Thursday, May 17, 2007

This kind of thing scares me so bad

80 Year old farmer killed by bull. Liz went to school with one of the grandchildren from this family. We are working on getting Promise and Frank, our two bulls, blood typed so we can get them sold. I am going to call the Holstein Association right now to get a kit. I already have one for the milking shorthorn bull. He is starting to woof at us from the fence and turn sideways when you walk by...not good.

Tuesday, May 15, 2007

Sun going down on a long day


Mostly spent crawling around in the cellar checking phone lines because the other computer wouldn't dial into the Internet and I needed to update some cow files. After hours of such messing around I discovered that the computer dials up just fine....just not from the cow program PC DART. So I guess that will need some work the next time the tester comes.

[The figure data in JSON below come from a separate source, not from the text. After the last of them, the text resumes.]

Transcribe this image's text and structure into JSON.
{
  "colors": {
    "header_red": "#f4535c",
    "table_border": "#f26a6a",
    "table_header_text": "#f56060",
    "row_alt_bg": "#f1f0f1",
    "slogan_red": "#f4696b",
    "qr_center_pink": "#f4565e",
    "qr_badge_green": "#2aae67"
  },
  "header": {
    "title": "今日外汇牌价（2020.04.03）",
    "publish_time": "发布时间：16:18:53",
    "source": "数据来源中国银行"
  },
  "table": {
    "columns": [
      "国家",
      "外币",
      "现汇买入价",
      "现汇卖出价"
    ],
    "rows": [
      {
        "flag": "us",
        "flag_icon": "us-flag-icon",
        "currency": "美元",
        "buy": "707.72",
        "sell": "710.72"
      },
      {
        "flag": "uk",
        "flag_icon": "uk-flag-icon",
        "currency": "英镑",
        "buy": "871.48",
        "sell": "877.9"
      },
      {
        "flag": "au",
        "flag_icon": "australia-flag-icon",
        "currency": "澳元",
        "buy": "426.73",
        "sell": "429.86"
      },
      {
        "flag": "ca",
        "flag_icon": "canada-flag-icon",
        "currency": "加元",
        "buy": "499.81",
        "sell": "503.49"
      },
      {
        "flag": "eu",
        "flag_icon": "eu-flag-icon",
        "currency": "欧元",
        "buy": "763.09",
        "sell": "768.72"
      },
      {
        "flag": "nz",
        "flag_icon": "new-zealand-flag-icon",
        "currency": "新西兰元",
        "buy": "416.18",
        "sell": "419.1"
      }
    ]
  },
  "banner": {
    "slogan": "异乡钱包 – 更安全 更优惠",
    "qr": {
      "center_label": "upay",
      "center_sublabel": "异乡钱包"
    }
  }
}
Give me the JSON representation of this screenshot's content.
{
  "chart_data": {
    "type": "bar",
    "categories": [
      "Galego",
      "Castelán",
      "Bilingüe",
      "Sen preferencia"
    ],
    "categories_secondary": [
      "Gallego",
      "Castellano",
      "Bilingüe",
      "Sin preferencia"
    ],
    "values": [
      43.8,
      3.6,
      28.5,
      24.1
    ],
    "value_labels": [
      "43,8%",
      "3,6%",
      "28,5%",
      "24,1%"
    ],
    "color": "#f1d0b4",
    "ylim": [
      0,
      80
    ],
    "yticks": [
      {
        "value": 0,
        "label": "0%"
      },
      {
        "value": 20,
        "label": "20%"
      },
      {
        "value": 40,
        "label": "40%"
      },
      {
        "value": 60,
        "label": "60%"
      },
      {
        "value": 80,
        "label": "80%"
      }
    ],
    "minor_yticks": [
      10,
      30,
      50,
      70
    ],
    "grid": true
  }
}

We also have a problem tonight with a poor cow having trouble calving. Some idiot hunter spooked all the cows into a headlong run down the hill yesterday and the result is she is calving early and it is not going too well. She just isn't ready. We gave her a bottle of calcium and came over to the house to give her a little time and privacy, since she is a very nervous animal. A nice thing for us....a valuable cow, a potentially valuable calf and some jerk hunting out of season (you can only hunt before noon and this was mid afternoon) on posted property going after a five pound bird causes this and we lose. And the cow loses. And I am very afraid that the calf is going to lose it all. Thanks to whomever it was for a lot of trouble and a miserable night.

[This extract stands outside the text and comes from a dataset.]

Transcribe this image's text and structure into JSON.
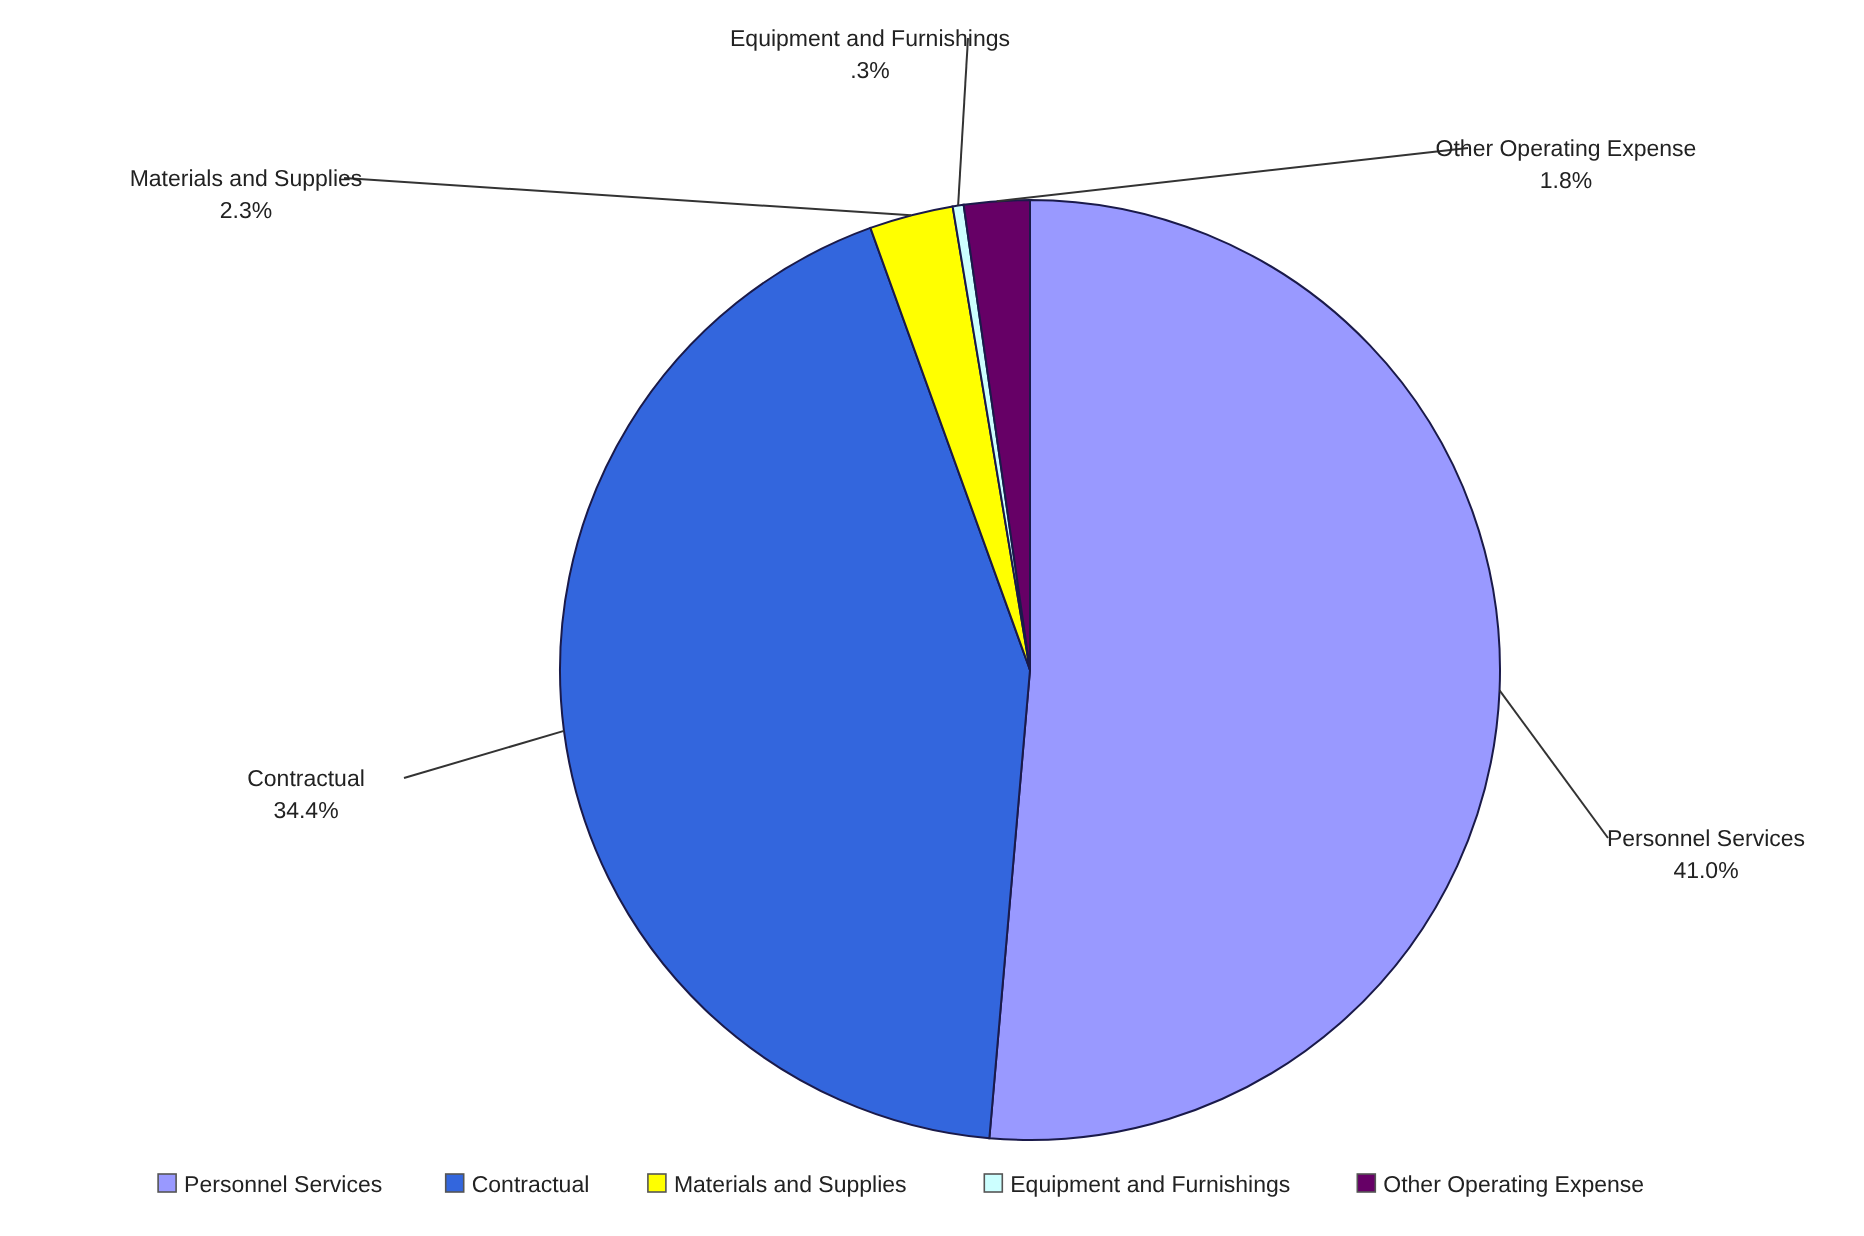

***Update, the calf finally was born last night at about 10:15. It was stained all yellow, from being stressed in utero by the difficult birth. The cow had trouble I think, because she was at least a week from being ready to calve. Her pelvic ligaments had not relaxed at all yet. Thankfully, the calf, a bull, was very small and refined, so she was able to squeeze him out somehow, through the too small passage. Anyhow, she is up this morning and eating and he drank most of a bottle of colostrum, so he will probably be all right.